AEW: Fight Forever is absolutely, undoubtedly, a fun game. The arcade-y style sets it apart from the current generation of WWE 2K games, which take more of a realistic approach to the wrestling game. If you want realism, don’t play FF. If you want some dumb fun that you can pick up and play, have three matches in ten minutes and bug out, this could be your jam.
Do you want your wrestler to skateboard down to the ring? You can do that. Do you want your wrestler to fight with their hands in their pockets? You can do that too. Do you want to have control over the pyro during your wrestler’s entrance scene? FF has got you. It’s weird and wacky, and it’s awesome.
The game mechanics are pretty simple to pick up as well. You’ll be able to have competitive matches without needing an extensive tutorial. There’s one button for punch, one for kick, one for grab, and one for sprint. The controls can get more advanced, but for a basic match, you can get by. It’s perfect to ease you into the game.
FF is enjoyable solo, but it’s also great with friends. Local and online co-op and versus are available to challenge your buddies to grudge matches or to team up to take on AI or other player characters. And it won’t stop there! AEW FF has announced an expansion promising a 30-player Fortnite-style Battle Royale mode called Stadium Stampede. I never thought I needed a wrestling BR mode, but, now it’s been announced, I can’t think of anything else!
AEW: Fight Forever is a fun arcade-style game that takes me back to my childhood playing wrestling games on the PlayStation 2 and Gamecube. Its core mechanics are not a barrier to entry but are difficult to master; a perfect pick-up-and-play game. And that’s what I’m going to do going forward.
But this was a missed opportunity, a waste of tremendous potential.
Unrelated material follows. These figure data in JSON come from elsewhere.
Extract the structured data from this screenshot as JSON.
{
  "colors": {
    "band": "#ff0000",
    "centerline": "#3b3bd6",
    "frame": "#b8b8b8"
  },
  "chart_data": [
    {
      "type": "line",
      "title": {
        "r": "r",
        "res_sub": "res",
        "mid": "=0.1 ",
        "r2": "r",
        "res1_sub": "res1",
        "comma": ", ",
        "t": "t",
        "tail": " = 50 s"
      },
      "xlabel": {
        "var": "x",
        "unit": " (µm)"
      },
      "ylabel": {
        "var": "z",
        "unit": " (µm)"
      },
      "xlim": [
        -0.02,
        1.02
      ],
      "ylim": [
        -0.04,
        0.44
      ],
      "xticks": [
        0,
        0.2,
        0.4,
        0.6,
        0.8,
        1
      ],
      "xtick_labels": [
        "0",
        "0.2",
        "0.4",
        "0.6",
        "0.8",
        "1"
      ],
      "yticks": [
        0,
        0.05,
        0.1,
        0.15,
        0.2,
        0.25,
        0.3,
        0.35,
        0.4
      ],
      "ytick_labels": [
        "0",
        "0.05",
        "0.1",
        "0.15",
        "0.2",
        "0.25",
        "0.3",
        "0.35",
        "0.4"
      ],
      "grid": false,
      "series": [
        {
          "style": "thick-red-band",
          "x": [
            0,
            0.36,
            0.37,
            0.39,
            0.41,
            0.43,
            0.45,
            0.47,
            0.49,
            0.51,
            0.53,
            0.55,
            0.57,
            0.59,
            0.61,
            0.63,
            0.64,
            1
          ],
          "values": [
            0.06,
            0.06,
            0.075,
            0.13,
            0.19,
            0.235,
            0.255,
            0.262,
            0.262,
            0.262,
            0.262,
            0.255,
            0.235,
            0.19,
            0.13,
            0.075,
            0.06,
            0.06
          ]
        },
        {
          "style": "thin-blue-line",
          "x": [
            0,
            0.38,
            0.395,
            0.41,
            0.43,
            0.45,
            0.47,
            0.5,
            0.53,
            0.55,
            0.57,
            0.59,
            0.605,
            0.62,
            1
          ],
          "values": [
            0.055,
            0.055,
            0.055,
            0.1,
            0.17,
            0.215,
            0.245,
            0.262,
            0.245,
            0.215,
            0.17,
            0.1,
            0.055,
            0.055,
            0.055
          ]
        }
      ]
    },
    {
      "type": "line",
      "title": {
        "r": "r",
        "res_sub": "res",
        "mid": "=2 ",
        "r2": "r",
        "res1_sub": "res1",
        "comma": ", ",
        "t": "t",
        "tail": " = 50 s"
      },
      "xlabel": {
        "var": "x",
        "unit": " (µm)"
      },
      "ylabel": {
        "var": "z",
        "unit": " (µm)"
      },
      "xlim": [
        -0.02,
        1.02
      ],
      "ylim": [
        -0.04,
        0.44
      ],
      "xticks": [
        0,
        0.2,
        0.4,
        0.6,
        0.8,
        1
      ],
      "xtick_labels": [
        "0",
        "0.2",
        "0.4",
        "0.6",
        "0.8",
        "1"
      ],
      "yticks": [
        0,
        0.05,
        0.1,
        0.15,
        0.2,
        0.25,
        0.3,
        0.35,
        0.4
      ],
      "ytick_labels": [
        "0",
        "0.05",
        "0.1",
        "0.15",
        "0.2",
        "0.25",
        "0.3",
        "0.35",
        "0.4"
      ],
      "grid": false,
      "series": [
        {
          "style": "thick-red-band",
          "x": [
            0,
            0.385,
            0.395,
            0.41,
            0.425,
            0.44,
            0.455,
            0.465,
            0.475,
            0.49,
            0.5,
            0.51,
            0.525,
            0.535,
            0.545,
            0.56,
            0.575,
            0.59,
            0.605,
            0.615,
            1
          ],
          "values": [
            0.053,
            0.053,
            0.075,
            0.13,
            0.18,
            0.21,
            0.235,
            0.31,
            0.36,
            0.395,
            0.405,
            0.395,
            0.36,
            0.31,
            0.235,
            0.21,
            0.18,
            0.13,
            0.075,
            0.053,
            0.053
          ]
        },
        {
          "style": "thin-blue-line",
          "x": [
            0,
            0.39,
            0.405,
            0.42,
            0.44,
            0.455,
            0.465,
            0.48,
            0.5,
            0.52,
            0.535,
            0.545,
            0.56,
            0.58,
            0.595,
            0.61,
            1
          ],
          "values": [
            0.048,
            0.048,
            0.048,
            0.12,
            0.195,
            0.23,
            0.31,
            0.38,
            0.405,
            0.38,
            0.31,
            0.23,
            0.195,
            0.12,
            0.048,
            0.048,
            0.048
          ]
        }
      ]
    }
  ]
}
FF’s incomplete (or paywalled) roster, limited creation suite, and lackluster different modes make you yearn for what could have been. Yes, this game is highly enjoyable for what it is, but it could have been so much more. And for a wrestling fan like me, it’s a little disappointing.
AEW: Fight Forever is available on all consoles and PC right now for $59.99 for the standard edition or $79.99 for the deluxe edition, which includes the Season Pass.
Here are the additional thoughts of CouchSoup Contributor Emmanuel:
Playing Fight Forever harkens back to the days when wrestling games could be goofy. Titles like WWF No Mercy and WCW Nitro come to mind when I play Fight Forever at launch. The combat is simple and yet can take some time to master. Each wrestler has their own special move set as players face their rivals in either single-player or even playing multiplayer. And the mini-games such as the Casino Battle Royale are so fun that time just flies. Unless you have an N64 or a PlayStation, pick this game up down the line. It’s worth the time, and after the upcoming DLC launches, it is worth the coin.